Don’t worry, it won’t.
Not that your power supply will never get disrupted, but if it does, it won’t be because of the electricity retailer you choose.
This is because SP Group still owns and maintains the infrastructure, and is responsible for delivering power islandwide – no change.
What if I buy electricity wholesale? Will it be cheaper?
Technically, you don’t need to be a retailer to buy electricity from the wholesale market. Individuals like you can too. But most people don’t because you’ll be paying the fluctuating half-hourly prices, which means how much you pay depends on when you use (and thus, buy) the power.
This is tricky because even if you’re super eng and want to go study the trends macam stock market, you can’t. When you opt for wholesale prices with SP, there is a 10-day lag when it comes to your report. It sounds ridiculous, but if you think about it, it’s reasonable – 48 different prices per day is a lot of data to collate and deliver to thousands of households.
So as an average Joe just looking to get your new home powered up, you don’t really need to be too fussed with the wholesale electricity market. Choose the path of least resistance… Which is through a licensed electricity retailer participating in the OEM.
So all in all, is the Open Electricity Market (OEM) a good thing?
Competition is always good, so yes – at least for now.
Initially, industry members expected Singaporeans to be on the conservative side, forecasting a mere 5% of switches during the soft launch.

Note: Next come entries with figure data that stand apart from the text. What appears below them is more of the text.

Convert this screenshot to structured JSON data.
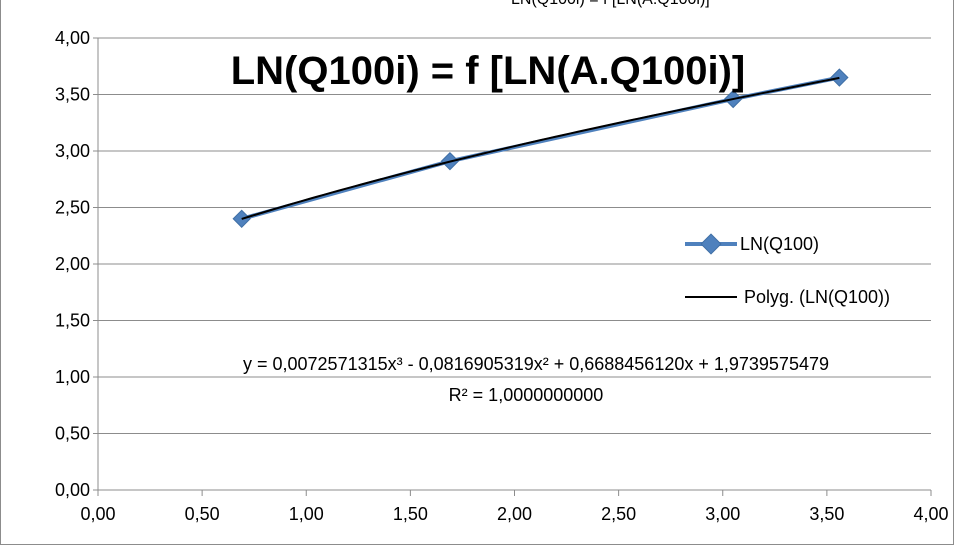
{
  "chart_data": {
    "type": "scatter",
    "title": "LN(Q100i) = f [LN(A.Q100i)]",
    "top_clipped_text": "LN(Q100i) = f [LN(A.Q100i)]",
    "xlabel": "",
    "ylabel": "",
    "xlim": [
      0,
      4
    ],
    "ylim": [
      0,
      4
    ],
    "x_ticks": [
      0,
      0.5,
      1,
      1.5,
      2,
      2.5,
      3,
      3.5,
      4
    ],
    "x_tick_labels": [
      "0,00",
      "0,50",
      "1,00",
      "1,50",
      "2,00",
      "2,50",
      "3,00",
      "3,50",
      "4,00"
    ],
    "y_ticks": [
      0,
      0.5,
      1,
      1.5,
      2,
      2.5,
      3,
      3.5,
      4
    ],
    "y_tick_labels": [
      "0,00",
      "0,50",
      "1,00",
      "1,50",
      "2,00",
      "2,50",
      "3,00",
      "3,50",
      "4,00"
    ],
    "grid": "horizontal",
    "legend_position": "right",
    "series": [
      {
        "name": "LN(Q100)",
        "color": "#4f81bd",
        "marker": "diamond",
        "x": [
          0.69,
          1.69,
          3.05,
          3.56
        ],
        "y": [
          2.4,
          2.91,
          3.46,
          3.65
        ]
      }
    ],
    "trendline": {
      "name": "Polyg. (LN(Q100))",
      "color": "#000000",
      "type": "polynomial",
      "coefficients": [
        1.9739575479,
        0.668845612,
        -0.0816905319,
        0.0072571315
      ],
      "equation_text": "y = 0,0072571315x³ - 0,0816905319x² + 0,6688456120x + 1,9739575479",
      "r2_text": "R² = 1,0000000000"
    }
  }
}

According to this ST report in February 2019, the take-up rate is as high as 40% (in Jurong, the pioneer batch).
The published prices of the new retailers are already markedly lower than the regulated tariffs. And as more zones become eligible to make the switch, the electricity retailers are likely to remain aggressive, pushing out more promotions and rebates to attract new customers.
That means more discounts for us, which is always welcome news!
But the big question is… For how long?
Discounts are great, but as we learnt from Uber… Sometimes, it’s not sustainable.
In my opinion, it’s only a matter of time before the bubble bursts. Take Red Dot Power as an example – the company was part of the OEM’s soft launch, but exited the market shortly after due to “financial challenges”.
Red Dot may be the first to fold, but I don’t expect it to be the last.
It’s hard to say what SP and the retailers’ next move will be because we’re obviously not privy to their board meetings, but my guess that the only way to come out tops in this power play is to find a way to genuinely value-add the service instead of undercutting for the sake of it. (… That, or have super deep coffers.)
Some retailers (like Geneco) get their power from their parent companies that are power generators; others are purely retailers, and have to purchase electricity from the wholesale electricity market. But whichever they are, they still need to go through SP, who runs the power grid (basically delivers the power to consumers).
And since all retailers need to pay SP to use the infrastructure, SP Group remains the biggest bully in the sandbox.